Reporter has his own car hacked in test, turns out it’s quite easy.
This is from The Blaze, go there for pics and video and the rest of the story:
Jul. 26, 2013 9:17am Jonathon M. Seidl
If you’re at all the slightest bit skeptical of the emerging capability of hackers to take control of your electronic devices, then don’t watch this video. Why? Because you may never drive your car again after you see how a couple of government-funded tech guys were able to hack into, and take control of, one reporter’s vehicle — while he was driving it.
The experiment was the product of Forbes reporter Andy Greenberg, who wanted to see just how vulnerable cars are to hacking by Charlie Miller and Chris Valasek, two researchers who reseived an $80,000 grant from the Pentagon’s research wing, DARPA, to study such vulnerabilities. The scary answer — shown in a video report — to how vulnerable is “very.”
Take for example that Miller, while plugged into the car’s computer system in the back seat — could do things like change how much fuel the car appears to have, alter the speedometer reading, actually turn the steering wheel, honk the horn, and even mess with the brakes:
Greenberg describes the capabilities of the hackers this way [emphasis added]:…
…“Academics have shown you can get remote code execution,” Valasek, told Greenberg. “We showed you can do a lot of crazy things once you’re inside.”
Forbes sums up just what that consists of in a graphic:
Forbes posted a graphic showing exactly what the hackers did during the experiment. (Source: Forbes)
The capability comes at a time when some are theorizing the car-accident death of journalist Michael Hastings is suspicious.
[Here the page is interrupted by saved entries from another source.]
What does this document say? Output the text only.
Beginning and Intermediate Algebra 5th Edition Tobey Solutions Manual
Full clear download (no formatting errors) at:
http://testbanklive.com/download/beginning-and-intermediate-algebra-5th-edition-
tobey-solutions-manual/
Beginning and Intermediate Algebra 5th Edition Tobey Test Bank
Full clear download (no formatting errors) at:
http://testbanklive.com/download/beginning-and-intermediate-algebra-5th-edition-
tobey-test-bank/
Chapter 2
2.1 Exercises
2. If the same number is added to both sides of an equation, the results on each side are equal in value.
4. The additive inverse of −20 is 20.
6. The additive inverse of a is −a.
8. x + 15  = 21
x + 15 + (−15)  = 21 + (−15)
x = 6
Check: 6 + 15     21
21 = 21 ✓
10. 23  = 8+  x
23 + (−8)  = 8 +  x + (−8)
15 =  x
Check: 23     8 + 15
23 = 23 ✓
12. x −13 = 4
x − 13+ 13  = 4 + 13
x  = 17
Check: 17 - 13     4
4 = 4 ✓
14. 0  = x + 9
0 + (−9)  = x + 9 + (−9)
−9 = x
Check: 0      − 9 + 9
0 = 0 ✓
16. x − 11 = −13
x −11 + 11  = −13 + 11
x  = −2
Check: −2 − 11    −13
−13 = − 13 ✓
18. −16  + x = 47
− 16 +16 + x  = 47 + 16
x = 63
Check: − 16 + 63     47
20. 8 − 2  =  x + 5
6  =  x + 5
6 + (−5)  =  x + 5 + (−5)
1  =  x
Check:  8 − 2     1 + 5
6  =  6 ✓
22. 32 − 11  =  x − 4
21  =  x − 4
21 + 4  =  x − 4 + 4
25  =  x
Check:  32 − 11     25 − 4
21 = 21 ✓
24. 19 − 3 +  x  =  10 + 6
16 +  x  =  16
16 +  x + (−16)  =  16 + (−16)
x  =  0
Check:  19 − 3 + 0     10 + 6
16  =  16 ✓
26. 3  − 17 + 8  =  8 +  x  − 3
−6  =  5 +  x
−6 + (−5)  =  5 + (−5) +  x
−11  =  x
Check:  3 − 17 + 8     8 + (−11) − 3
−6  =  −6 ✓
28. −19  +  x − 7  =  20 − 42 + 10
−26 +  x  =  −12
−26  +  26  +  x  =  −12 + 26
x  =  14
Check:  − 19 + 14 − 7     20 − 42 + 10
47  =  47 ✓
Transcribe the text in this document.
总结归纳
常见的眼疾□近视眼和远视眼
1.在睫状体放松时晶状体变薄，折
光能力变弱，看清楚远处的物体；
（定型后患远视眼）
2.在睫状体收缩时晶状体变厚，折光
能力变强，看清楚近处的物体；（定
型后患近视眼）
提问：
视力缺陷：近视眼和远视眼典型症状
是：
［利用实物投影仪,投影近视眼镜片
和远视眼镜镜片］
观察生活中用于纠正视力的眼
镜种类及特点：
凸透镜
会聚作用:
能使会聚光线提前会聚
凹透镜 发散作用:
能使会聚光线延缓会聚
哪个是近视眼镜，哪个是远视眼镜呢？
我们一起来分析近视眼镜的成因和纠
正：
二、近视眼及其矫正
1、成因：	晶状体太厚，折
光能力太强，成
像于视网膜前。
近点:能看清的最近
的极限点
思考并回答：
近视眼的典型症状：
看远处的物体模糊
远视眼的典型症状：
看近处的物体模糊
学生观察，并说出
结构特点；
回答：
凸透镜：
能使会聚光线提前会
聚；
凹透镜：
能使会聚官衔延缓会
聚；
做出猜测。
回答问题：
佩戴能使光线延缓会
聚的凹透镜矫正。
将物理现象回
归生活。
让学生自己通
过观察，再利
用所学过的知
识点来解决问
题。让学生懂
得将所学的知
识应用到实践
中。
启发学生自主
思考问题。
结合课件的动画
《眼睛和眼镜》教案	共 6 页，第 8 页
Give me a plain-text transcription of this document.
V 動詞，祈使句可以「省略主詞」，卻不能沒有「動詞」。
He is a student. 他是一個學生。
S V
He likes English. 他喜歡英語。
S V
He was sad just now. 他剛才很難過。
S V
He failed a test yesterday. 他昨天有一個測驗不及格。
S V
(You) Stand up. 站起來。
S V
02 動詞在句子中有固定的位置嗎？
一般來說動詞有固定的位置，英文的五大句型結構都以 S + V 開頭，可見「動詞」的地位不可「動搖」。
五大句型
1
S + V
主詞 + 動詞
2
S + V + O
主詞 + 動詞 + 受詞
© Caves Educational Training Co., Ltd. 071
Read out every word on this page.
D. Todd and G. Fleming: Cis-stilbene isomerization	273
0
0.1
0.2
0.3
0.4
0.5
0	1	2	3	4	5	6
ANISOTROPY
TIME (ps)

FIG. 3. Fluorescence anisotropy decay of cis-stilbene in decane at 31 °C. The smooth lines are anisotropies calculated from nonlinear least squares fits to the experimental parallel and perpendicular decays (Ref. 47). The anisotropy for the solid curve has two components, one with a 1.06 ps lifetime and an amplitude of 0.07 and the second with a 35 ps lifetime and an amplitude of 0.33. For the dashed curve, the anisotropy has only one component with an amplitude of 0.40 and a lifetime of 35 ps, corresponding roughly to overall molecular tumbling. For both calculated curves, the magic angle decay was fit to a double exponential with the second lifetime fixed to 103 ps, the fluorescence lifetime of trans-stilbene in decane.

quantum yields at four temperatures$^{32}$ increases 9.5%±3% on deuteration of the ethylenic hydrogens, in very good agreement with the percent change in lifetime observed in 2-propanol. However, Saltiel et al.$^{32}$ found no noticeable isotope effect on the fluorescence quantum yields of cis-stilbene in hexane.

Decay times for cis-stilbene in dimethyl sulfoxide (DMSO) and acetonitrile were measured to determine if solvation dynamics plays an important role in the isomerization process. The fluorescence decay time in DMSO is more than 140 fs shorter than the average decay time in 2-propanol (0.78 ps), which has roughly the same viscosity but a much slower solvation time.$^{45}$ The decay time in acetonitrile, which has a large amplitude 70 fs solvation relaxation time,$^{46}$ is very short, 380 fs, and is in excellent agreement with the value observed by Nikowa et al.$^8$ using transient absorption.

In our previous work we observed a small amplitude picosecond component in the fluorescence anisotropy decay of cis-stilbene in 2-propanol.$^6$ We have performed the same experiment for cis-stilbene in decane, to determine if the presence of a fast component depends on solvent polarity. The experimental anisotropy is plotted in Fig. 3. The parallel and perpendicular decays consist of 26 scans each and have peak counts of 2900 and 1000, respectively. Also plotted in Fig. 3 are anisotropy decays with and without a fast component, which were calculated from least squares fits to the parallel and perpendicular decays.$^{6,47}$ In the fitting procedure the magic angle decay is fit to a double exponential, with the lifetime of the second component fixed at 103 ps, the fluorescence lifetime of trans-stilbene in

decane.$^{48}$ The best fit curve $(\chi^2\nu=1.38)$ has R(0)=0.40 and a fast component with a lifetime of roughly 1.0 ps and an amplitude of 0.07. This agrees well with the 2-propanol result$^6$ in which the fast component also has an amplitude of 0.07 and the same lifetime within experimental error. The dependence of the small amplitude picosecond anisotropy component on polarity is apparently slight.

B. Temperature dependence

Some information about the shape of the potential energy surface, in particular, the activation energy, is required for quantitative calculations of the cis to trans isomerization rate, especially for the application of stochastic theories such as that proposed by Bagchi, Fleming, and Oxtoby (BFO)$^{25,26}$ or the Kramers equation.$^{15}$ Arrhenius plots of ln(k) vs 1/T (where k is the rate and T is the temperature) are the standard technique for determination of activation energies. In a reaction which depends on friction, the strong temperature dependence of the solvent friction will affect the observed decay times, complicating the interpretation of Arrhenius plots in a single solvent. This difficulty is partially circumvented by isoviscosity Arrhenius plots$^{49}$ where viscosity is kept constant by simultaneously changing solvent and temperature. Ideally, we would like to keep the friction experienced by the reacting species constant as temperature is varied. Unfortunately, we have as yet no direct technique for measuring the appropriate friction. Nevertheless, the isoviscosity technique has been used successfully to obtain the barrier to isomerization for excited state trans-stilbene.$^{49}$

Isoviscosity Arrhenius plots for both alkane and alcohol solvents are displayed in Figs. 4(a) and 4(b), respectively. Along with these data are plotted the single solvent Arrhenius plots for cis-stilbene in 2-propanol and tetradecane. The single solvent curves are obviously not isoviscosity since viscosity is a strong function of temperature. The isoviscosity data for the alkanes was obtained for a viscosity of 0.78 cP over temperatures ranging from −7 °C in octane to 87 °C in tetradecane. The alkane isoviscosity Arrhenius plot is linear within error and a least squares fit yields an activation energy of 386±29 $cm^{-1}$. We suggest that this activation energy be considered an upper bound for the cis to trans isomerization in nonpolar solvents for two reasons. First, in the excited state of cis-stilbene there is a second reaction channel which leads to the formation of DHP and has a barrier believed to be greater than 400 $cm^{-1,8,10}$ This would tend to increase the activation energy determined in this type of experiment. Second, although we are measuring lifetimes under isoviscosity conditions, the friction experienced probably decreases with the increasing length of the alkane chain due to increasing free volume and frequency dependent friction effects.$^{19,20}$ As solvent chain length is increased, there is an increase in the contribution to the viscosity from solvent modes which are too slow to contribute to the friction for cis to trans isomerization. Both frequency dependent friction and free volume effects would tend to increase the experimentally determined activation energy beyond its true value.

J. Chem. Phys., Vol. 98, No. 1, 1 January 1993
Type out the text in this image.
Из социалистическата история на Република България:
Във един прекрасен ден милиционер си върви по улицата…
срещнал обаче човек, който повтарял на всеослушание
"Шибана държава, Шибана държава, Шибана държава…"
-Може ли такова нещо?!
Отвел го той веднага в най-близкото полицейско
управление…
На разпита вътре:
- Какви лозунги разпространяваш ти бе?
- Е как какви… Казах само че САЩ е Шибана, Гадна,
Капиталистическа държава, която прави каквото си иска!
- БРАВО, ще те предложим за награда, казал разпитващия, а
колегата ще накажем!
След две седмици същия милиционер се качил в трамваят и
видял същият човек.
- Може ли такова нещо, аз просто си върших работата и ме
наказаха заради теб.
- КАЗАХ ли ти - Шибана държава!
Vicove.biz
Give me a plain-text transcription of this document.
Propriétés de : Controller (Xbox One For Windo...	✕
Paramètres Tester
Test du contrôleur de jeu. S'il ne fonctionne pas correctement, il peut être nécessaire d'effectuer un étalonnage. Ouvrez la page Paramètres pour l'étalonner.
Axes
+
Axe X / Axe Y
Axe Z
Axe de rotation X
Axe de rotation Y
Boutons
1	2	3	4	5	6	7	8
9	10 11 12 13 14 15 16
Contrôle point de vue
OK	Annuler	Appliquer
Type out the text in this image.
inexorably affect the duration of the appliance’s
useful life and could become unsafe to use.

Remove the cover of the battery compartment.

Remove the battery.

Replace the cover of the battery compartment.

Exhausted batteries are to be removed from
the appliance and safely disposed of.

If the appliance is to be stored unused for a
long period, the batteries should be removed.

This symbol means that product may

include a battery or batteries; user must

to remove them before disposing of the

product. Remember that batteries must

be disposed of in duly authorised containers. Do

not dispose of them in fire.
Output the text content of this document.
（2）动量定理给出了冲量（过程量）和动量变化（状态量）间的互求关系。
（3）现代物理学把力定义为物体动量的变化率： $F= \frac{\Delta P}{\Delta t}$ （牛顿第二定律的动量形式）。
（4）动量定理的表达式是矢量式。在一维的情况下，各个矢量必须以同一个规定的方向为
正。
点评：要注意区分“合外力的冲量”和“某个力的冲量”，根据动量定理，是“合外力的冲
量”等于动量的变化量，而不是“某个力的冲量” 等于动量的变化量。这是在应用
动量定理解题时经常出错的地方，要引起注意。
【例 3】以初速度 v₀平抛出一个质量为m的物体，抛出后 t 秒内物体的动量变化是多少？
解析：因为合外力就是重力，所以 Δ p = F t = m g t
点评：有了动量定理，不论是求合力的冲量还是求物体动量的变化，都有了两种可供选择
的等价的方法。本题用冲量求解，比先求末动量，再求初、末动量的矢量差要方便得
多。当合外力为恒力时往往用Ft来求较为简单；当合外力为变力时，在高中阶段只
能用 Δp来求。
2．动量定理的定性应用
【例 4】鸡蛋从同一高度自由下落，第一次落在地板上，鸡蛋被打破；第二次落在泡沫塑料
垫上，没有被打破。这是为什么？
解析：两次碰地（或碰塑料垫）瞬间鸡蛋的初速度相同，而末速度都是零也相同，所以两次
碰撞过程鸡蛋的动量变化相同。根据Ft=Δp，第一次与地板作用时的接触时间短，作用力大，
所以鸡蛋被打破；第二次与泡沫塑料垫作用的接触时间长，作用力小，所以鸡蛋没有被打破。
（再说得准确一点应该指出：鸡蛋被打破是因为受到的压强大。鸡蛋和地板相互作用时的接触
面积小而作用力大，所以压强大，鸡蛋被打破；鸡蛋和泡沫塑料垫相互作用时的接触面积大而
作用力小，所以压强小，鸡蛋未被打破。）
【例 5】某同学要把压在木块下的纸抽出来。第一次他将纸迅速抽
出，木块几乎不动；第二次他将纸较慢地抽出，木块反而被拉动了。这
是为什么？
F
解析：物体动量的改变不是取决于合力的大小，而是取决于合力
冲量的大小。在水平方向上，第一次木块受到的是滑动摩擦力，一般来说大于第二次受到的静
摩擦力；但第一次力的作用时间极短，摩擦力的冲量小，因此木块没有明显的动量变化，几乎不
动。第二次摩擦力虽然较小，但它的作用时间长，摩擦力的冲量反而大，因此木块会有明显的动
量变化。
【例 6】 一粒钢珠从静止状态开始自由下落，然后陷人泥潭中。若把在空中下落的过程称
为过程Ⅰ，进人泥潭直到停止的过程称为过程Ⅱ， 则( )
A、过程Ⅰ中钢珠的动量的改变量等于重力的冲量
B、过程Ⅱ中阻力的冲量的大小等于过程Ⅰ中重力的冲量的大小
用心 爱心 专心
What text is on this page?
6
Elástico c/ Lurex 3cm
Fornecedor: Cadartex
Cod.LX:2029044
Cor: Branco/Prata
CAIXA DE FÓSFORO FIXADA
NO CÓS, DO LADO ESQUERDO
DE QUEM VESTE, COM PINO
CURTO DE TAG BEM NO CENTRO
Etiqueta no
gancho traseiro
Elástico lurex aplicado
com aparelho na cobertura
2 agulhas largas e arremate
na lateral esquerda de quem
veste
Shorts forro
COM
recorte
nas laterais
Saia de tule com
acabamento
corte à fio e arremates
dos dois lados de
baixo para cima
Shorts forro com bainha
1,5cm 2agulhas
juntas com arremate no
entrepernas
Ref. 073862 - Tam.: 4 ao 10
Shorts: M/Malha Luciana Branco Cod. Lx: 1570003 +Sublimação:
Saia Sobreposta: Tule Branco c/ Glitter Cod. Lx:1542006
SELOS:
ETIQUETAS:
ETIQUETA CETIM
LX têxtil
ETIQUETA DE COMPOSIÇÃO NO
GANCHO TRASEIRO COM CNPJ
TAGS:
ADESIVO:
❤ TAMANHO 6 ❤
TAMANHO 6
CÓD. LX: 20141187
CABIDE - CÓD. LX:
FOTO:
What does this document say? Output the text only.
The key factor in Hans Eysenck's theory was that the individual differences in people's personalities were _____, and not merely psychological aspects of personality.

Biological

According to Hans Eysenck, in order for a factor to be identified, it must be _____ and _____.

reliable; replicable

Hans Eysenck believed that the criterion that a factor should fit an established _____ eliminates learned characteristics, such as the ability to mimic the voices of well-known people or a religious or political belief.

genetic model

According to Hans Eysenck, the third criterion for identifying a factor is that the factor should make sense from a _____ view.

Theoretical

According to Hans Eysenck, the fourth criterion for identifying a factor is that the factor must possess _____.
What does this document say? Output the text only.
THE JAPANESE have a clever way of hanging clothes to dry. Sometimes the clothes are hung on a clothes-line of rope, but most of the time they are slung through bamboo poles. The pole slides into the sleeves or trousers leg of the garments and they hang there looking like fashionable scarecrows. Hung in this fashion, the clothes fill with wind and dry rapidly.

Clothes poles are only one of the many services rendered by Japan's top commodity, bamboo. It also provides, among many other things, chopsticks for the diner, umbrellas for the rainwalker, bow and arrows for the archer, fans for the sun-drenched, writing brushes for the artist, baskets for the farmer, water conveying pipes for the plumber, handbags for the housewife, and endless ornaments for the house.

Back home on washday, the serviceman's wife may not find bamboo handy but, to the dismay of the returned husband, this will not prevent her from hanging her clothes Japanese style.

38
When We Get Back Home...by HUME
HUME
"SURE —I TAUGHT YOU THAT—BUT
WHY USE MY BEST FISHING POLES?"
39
Hastings is the former Rolling Stone reporter who died in a fiery car wreck this summer after apparently sending an email that he was working on a big story. He is also the journalist whose reporting led to the resignation of Gen. Stanley McChrystal.
To be clear, neither Forbes nor the researchers insinuated their work could explain the crash. But many will certainly find it interesting.
“Imagine you’re driving down a highway at 80 ,” Valasek tells Greenberg in his report. “You’re going into the car next to you or into oncoming traffic. That’s going to be bad times.”